Among other measures, SCI Nigeria seeks prioritisation of the prevention and treatment of severe acute malnutrition and ensuring sustainable and adequate funding for nutrition to accelerate a reduction of child deaths from pneumonia, in addition to ensuring every child has access to life-saving treatment, including antibiotics and oxygen when and where they need it.
“Now is the time for Federal, State and Local Governments to take deliberate steps to leverage COVID-19 oxygen investments and ongoing funding opportunities to keep up the momentum to improve basic oxygen access and use – so no child is left fighting for breath,” the statement noted.
Famari Barro, the Country Director, SCI Nigeria said, “the unprecedented global climate and economic crisis poses grave threats to children’s health and survival.
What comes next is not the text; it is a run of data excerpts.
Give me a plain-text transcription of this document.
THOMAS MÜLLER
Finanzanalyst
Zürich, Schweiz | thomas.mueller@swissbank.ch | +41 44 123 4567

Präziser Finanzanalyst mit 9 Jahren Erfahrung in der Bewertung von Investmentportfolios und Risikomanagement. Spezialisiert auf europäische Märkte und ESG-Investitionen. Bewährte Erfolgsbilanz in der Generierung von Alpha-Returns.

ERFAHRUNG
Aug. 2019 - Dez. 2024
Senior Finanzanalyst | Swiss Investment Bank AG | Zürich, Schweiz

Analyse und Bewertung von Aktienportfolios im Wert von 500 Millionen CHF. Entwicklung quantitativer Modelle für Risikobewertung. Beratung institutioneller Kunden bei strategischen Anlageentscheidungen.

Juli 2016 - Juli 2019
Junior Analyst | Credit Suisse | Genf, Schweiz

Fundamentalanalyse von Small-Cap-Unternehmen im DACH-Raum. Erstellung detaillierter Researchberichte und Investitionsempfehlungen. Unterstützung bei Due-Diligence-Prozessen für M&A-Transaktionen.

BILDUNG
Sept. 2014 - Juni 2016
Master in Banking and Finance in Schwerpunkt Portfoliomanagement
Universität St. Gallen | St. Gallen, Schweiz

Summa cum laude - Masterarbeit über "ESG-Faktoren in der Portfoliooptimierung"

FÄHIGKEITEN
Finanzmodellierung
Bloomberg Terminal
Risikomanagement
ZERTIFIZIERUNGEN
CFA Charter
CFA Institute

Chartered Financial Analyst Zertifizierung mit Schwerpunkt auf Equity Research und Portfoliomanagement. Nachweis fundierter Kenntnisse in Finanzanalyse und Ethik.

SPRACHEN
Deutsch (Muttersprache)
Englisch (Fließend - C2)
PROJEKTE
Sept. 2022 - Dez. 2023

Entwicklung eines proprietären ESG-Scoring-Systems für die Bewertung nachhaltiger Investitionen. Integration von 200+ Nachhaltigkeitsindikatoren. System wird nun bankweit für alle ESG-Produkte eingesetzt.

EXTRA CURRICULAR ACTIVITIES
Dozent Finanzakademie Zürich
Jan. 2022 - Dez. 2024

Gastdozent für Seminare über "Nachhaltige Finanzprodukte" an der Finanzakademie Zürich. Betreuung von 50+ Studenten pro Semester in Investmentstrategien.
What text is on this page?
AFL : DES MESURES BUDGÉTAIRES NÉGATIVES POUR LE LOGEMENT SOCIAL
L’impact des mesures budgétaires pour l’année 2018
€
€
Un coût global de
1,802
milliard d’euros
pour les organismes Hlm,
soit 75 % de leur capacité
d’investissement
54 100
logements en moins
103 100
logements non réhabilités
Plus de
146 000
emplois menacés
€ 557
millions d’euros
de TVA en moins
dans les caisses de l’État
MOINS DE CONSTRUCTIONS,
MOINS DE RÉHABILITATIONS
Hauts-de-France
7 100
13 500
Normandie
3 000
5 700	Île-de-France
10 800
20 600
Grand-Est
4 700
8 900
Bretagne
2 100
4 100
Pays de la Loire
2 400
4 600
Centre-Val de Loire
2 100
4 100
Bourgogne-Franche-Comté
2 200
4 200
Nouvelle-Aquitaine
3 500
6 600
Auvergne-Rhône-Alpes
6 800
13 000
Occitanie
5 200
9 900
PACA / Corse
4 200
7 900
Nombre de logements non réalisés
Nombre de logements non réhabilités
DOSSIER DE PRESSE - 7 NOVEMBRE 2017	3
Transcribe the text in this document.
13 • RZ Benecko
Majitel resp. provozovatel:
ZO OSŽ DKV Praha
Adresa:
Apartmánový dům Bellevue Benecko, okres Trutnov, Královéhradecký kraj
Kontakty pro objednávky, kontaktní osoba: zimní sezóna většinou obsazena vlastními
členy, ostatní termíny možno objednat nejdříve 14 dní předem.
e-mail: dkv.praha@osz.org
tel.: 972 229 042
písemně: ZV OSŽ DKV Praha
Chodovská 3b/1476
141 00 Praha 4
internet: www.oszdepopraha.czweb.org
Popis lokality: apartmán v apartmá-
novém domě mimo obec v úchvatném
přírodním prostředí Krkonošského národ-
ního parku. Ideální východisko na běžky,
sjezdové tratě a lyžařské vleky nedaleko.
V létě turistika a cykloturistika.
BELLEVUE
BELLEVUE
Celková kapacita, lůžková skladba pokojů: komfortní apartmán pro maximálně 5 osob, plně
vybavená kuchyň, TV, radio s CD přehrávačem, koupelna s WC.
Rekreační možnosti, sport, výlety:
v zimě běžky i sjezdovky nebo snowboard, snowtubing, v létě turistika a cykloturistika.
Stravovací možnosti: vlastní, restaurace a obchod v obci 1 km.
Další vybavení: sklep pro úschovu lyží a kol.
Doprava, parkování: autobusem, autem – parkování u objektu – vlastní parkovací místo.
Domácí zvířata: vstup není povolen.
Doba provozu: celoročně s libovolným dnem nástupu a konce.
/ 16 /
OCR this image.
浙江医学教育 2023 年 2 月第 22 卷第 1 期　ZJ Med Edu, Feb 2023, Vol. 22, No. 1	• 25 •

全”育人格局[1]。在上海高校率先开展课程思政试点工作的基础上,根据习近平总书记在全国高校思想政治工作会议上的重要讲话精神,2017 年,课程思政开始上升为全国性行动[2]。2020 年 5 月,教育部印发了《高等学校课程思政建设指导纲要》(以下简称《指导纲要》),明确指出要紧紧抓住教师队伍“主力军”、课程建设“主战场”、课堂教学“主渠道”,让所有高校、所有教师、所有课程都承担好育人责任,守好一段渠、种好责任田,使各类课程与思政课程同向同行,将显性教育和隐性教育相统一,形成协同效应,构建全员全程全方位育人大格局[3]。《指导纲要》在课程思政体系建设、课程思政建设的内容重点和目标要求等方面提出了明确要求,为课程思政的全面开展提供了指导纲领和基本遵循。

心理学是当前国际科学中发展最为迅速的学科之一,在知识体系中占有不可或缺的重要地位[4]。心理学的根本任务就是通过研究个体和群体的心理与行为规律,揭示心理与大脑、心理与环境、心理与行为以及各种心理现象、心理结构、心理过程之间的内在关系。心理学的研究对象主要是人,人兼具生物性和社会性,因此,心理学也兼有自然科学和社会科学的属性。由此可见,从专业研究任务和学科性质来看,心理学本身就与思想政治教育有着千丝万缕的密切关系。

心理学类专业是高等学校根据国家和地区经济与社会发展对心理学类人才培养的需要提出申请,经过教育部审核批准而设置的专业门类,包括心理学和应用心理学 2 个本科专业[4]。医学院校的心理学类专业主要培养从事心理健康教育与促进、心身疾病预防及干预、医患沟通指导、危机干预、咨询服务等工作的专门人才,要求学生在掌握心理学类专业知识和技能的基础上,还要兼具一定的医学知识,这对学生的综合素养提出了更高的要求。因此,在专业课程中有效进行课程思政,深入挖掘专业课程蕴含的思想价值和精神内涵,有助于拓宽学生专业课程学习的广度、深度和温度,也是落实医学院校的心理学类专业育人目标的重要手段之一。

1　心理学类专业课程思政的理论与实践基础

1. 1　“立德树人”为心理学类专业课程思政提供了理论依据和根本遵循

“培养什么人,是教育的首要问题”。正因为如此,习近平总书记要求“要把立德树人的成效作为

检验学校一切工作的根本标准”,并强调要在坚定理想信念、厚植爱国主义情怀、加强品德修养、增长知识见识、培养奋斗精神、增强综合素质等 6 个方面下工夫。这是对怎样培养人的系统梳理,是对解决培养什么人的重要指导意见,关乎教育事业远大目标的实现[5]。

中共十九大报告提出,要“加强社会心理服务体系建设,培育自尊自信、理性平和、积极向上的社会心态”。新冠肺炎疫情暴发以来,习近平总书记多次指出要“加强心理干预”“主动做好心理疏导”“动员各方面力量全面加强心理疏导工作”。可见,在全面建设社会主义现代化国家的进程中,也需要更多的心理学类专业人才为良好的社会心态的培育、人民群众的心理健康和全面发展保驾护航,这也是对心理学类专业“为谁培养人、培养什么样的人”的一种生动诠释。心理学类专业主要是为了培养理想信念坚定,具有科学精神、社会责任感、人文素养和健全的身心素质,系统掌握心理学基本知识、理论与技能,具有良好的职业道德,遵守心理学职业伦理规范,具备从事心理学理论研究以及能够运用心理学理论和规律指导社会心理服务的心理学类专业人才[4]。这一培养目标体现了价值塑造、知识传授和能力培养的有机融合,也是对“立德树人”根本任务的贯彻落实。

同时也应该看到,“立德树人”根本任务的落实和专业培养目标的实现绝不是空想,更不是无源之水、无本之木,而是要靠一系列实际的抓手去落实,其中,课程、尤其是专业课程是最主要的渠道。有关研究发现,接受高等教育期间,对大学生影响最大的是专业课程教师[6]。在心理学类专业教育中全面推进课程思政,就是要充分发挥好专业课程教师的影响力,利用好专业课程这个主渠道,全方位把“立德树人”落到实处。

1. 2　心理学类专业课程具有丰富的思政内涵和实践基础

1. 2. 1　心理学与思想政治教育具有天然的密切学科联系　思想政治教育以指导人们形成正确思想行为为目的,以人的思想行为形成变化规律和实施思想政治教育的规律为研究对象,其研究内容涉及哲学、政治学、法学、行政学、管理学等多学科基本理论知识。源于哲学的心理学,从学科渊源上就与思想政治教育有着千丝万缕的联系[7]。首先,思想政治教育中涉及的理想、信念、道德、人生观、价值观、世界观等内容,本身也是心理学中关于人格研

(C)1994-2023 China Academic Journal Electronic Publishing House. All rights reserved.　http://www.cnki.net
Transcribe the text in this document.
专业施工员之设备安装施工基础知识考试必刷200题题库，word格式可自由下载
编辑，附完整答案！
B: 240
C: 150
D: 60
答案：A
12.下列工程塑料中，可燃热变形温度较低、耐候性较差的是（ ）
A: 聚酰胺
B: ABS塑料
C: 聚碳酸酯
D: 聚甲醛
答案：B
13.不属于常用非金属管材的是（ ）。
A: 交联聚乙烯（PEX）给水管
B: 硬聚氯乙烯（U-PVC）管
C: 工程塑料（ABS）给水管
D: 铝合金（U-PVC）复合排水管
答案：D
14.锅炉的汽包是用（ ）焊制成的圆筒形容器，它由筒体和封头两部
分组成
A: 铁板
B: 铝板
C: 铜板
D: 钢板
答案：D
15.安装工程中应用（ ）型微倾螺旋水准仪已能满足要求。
Our flagship INSPIRING project through our partnership with GlaxoSmithKline, GSK, has been at the forefront of the fight against pneumonia in Nigeria.
“The fight must continue, and government must continue to champion this fight to protect thousands of children who die every year from this killer disease,” he avowed.
On this year’s theme, “championing the fight to stop pneumonia”, Barro said it reminds us that urgent action is needed to protect the 700,000 children who are denied the chance to reach their fifth birthday every year.
“Almost all those deaths are preventable through vaccination, adequate nutrition, access to hand washing and basic health services, including access to oxygen treatment at the primary healthcare level. However, thousands of children are unable to access the essential health services and treatments, which can tackle pneumonia and save their lives.”
He recalled that even though the government of Nigeria through the Federal Ministry of Health has demonstrated its commitment towards ending child death from pneumonia, there is a need for greater commitment to sustain the momentum and accelerate progress in the fight against pneumonia.
“The National Pneumonia Control Strategy and Implementation Plan launched by the Ministry of Health in 2020, requires budgetary allocations in order to ensure its full implementation. With pneumonia accounting for 20 percent of under-five deaths in Nigeria, reducing pneumonia deaths will put Nigeria on track towards achieving Sustainable Development Goal 3 by 2030. Currently, Nigeria is still below 50 percent of the required rate for SDG3.”
Further, Barro explained that pneumonia can be treated if sick children have access to timely care and treatment.
“Sadly, for many children and their families, access to timely essential and life-saving treatments such as oxygen and antibiotics remains the difference between life and death. The good news is, pneumonia is no longer a ‘forgotten’ killer disease.”
On his part, the Chief of Party, INSPIRING Project, SCI Nigeria Dr. Adamu Isah said, “Evidence from our interventions in Jigawa and Lagos States have confirmed that we know the tools to confront pneumonia and end child deaths.
“We have improved the skills of healthcare providers to better detect and treat children with pneumonia and donated high-quality and needed equipment and instruments to health facilities for improved quality of care. Our community interventions have improved caregivers and wider community awareness about pneumonia and improved their participation in the quality of healthcare they receive.
“Save the Children appreciates the generous support from GSK and is grateful to the governments of Lagos and Jigawa States for providing the enabling leadership and policy environment for the project to succeed.”